AGENCY DECISIONS ABOUT GROWING large blue gum eucalyptus trees may be as risky as Frank Havens’ Mahogany Eucalyptus and Land Company of the early 1900s. That enterprise ultimately went belly-up when Havens’ 3,000 acres of eucalyptus trees in the East Bay Hills failed to become a “gold mine,” proving to be unusable for hardwood lumber. One hundred years later, the East Bay Regional Park District (Park District) and other agencies could be stuck spending untold millions trying to deal with Havens’ large and dense groves, now identified as extreme wildfire hazards.

The Park District’s 2010 Wildfire Hazard Mitigation Plan and EIR (the Plan) specified that 1,200 acres of dense eucalyptus groves would be managed but failed to inform the public or the Park District board about the potential costs required to implement the Plan. Calculations show that the Park District’s eucalyptus fire hazard reduction strategy could cost well over 100 million dollars during the next 30-50 years.

The Plan recommends thinning groves to 20-30-foot spacing between trees—then following up with ongoing pruning and removal of sprouts, ribbon bark, ground fuel, and understory every 3-5 years. The Park District’s eucalyptus groves would eventually become single-age stands with bare understory until the remaining large trees begin to fail and must be removed. No one knows for sure when a tree will fail, but around 150 years of tree age is a good guess, based on structural problems and liability concerns connected with several of the older blue gum eucalyptus trees in the Bay Area.

The Plan did not offer realistic cost projections for the management of the Park District’s 1,200 acres of blue gum eucalyptus, for either thinning or ongoing maintenance, and completely omitted all costs related to the eventual removal of the 60,000 trees that will eventually fail in groves thinned to approximately 50 large trees per acre.

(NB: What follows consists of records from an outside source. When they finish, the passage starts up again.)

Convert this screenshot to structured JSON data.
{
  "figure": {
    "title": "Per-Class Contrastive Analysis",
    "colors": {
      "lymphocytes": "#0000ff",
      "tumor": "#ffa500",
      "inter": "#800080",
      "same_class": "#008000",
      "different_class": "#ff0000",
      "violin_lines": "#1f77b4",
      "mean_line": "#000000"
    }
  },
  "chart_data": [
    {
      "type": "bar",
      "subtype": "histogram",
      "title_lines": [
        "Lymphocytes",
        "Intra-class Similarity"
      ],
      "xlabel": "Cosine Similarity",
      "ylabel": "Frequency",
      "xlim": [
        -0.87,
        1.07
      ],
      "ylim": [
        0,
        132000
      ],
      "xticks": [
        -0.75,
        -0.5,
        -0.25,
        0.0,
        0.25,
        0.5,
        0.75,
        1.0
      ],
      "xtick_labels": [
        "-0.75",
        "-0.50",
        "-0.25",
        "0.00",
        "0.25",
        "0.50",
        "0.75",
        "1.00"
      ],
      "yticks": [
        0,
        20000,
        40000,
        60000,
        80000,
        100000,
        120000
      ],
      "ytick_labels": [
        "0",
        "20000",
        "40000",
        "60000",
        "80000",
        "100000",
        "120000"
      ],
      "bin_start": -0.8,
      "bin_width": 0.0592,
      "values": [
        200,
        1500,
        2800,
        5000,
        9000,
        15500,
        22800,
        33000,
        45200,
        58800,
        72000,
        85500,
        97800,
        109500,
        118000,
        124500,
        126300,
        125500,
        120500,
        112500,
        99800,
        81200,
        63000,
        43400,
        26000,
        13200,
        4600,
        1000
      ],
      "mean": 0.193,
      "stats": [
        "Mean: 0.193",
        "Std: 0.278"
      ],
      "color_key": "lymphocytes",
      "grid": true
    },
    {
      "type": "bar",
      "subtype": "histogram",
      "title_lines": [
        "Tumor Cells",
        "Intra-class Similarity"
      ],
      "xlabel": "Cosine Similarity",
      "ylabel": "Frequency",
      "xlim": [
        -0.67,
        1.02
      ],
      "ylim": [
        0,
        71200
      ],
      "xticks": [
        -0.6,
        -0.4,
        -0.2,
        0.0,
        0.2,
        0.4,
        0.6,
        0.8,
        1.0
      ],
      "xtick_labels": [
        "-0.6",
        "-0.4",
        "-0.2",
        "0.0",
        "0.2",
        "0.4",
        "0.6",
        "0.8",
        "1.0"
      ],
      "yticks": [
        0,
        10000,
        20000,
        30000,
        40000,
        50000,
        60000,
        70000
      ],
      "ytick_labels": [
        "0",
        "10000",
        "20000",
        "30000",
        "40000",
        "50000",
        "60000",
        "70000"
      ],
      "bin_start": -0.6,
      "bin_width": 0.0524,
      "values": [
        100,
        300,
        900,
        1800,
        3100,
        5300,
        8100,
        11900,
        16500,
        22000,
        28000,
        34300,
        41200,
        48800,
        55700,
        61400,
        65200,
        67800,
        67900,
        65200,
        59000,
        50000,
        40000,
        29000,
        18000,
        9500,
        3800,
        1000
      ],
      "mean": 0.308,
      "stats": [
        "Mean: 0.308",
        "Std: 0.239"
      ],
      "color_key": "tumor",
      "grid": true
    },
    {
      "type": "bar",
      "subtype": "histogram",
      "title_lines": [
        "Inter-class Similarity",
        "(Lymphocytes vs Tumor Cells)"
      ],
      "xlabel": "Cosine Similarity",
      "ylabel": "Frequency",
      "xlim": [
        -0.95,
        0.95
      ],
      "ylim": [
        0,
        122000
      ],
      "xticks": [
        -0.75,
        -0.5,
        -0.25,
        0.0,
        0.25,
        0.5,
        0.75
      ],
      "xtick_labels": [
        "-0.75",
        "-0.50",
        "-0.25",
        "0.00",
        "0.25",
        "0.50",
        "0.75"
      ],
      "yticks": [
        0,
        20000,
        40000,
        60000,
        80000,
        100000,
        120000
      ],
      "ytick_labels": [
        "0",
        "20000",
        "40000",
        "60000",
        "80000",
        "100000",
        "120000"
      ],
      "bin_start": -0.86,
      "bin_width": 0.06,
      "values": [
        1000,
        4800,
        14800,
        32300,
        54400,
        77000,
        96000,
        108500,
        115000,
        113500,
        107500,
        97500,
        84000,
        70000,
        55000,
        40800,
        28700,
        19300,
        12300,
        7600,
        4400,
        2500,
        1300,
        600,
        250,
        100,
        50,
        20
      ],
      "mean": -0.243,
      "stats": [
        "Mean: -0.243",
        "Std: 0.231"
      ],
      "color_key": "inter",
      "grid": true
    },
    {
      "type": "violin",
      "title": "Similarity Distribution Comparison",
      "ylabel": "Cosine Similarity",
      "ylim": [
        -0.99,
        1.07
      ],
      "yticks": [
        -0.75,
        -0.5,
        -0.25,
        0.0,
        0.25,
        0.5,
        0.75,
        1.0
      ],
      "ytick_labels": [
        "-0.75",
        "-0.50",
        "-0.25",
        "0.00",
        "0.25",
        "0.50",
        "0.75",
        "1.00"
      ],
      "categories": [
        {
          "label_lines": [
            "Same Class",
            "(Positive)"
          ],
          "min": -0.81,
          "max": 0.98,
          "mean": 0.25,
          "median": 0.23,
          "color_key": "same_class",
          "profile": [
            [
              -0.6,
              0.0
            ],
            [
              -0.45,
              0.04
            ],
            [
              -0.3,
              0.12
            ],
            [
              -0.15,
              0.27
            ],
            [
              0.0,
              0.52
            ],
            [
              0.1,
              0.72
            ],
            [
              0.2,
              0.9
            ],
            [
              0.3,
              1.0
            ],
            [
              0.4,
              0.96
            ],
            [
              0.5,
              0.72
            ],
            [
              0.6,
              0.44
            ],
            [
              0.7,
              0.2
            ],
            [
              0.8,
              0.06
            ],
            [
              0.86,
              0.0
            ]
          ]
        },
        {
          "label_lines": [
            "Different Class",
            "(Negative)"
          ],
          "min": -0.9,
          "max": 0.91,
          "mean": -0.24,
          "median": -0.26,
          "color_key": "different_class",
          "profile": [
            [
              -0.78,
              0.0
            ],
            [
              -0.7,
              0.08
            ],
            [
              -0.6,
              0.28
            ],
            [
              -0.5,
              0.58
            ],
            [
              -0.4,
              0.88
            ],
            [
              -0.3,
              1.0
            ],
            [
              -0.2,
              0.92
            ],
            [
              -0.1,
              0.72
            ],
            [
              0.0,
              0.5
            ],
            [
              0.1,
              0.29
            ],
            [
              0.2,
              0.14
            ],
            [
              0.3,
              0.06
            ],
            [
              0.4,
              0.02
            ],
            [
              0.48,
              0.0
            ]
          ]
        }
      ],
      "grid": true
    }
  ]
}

Blue gum eucalypts are massive trees that can be expected to exceed 150 feet in height, have five-foot diameters, and weigh over 40 tons each. Aging, gigantic blue gum eucalypts, often referred to as “widow makers,” can also become serious public safety hazards with removal costs of $1,000-$4,000 per tree. Planted trees do not live forever, so removal of large numbers of eucalyptus trees will not be a simple matter, and should not be dependent on individual tree hazard, disease, age, or condition of single trees. To be done economically, agencies responsible for management of large acreage must be able to take advantage of economy-of-scale contracts when the time comes for removal.

Apparently, cost was not a factor in determining how to deal with high risk eucalyptus groves, even though the Response to Comments section of the Park District’s Plan EIR stated that “there is widespread agreement that the conversion of eucalyptus and pine plantations to plant communities that present a lower wildfire risk and a higher concentration of native plants is an effective way to reduce fire risk.”

The conversion process from eucalyptus to native vegetation should begin as soon as possible for high-risk groves impacted by Diablo winds. Priority should be given to groves that occur along high ridges, along evacuation routes, on the leeward side of the hills above homes, and all groves that re-sprouted after the 1972 freeze. Converting to native vegetation at the earliest feasible time in these selected groves, rather than waiting until costs skyrocket in the future, will help keep agency costs lower. These priority groves deserve special attention. There will be plenty of blue gum eucalyptus acreage remaining elsewhere in the East Bay Hills for the public to enjoy.